Детей отдают приезжающим с родины только до 10-летнего возраста и торгуются за каждый лишний месяц сверх 10 лет.
Люди поставлены в положение сосланных с принудительными работами, но без объявления срока, с режимом, ближе стоящим к конц[ентрационному] лагерю, чем к выселению. Очень многие семьи разрознены: мужья в Субулонах (так в тексте. – Д.С.) разных, а жены с 3, 4, 6 детьми на Урале. На километр oт Надеждинска в бараке 51% детей, 45% - женщин и 4% нетрудоспособных. Паек для нетрудоспособных – 7 ½ кило муки (остальное не имеет никакого значения, кроме бесконечных сельдей) Нужно вымаливать, так как систематической выдачи нет, ходи и. 3-4 раза и оба конца верст 20-30 и больше до склада и конторы Старика-еврея 65 лет перебрасывают «на работу» из одного участка в другой, заставляя в один день делать переход в 40 верст.

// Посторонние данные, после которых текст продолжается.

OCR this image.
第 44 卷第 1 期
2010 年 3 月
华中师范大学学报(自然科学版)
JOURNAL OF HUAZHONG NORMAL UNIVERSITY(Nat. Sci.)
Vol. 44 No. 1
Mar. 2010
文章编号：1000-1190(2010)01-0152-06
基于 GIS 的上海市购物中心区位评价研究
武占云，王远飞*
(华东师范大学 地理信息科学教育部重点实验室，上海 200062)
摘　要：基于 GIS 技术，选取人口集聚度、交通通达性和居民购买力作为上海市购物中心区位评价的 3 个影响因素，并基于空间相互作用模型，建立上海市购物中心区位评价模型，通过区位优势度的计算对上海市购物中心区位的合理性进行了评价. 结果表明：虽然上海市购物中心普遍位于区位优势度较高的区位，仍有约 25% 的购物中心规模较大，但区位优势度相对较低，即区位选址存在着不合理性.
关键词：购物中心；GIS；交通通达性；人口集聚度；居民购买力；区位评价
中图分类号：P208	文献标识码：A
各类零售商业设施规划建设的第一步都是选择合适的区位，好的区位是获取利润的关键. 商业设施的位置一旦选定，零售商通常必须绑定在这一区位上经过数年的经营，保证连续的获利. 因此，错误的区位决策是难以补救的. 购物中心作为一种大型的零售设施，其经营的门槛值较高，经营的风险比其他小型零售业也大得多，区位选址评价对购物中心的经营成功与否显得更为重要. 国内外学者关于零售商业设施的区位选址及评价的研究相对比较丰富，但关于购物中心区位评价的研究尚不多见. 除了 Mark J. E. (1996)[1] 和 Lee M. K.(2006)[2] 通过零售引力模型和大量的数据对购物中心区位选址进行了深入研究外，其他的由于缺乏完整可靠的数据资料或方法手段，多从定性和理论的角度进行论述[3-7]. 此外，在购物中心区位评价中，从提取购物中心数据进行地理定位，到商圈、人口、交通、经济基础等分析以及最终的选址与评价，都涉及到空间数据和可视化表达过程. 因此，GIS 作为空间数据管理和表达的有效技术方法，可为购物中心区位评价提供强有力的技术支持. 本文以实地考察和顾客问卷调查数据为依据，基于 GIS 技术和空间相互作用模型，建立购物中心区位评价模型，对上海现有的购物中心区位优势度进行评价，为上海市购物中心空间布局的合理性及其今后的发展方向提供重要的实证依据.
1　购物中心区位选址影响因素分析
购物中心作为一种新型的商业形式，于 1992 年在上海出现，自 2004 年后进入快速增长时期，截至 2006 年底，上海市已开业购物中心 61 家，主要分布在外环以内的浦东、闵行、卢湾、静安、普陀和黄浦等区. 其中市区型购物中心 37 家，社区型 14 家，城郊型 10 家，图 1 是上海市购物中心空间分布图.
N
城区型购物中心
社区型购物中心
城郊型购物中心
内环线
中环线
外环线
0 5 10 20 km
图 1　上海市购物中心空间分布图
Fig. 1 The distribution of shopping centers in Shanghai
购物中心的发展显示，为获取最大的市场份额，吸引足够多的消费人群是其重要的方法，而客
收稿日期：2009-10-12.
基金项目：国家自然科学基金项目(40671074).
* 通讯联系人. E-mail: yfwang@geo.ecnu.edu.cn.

В Мурали [?] кино фотографировало получение похлебки (это один из трех случаев, за десять суток пути, где даже сырой воды не хватает), построив одетых в подобие зимней подходящей для крайнего Севера одежде»[vii].
11 июля 1930 г. Е.Пешковой поступило коллективное обращение высланных из Крыма крестьян-меннонитов:
«Мы - менонниты, принадлежим к группе немцев-чехов в числе 486 лиц, сосланных в Усть-Нем, Коми Области. О каком-либо судебном постановлении над нами нам ничего не известно, и до сего времени нам не объявлено никакого обвинения. Наши сельсоветы нас признали кулаками и лишили нас права голоса. Это возможно было только вследствие царящего в них произвола и несправедливости. Чтобы достичь своей цели, сельсоветы не брезг[ов]али никакими средствами, вплоть до использования ложных сведений и ложных доносов на нас, доходящих порою до нелепости. Они руководились лозунгом: «Цель оправдывает средства».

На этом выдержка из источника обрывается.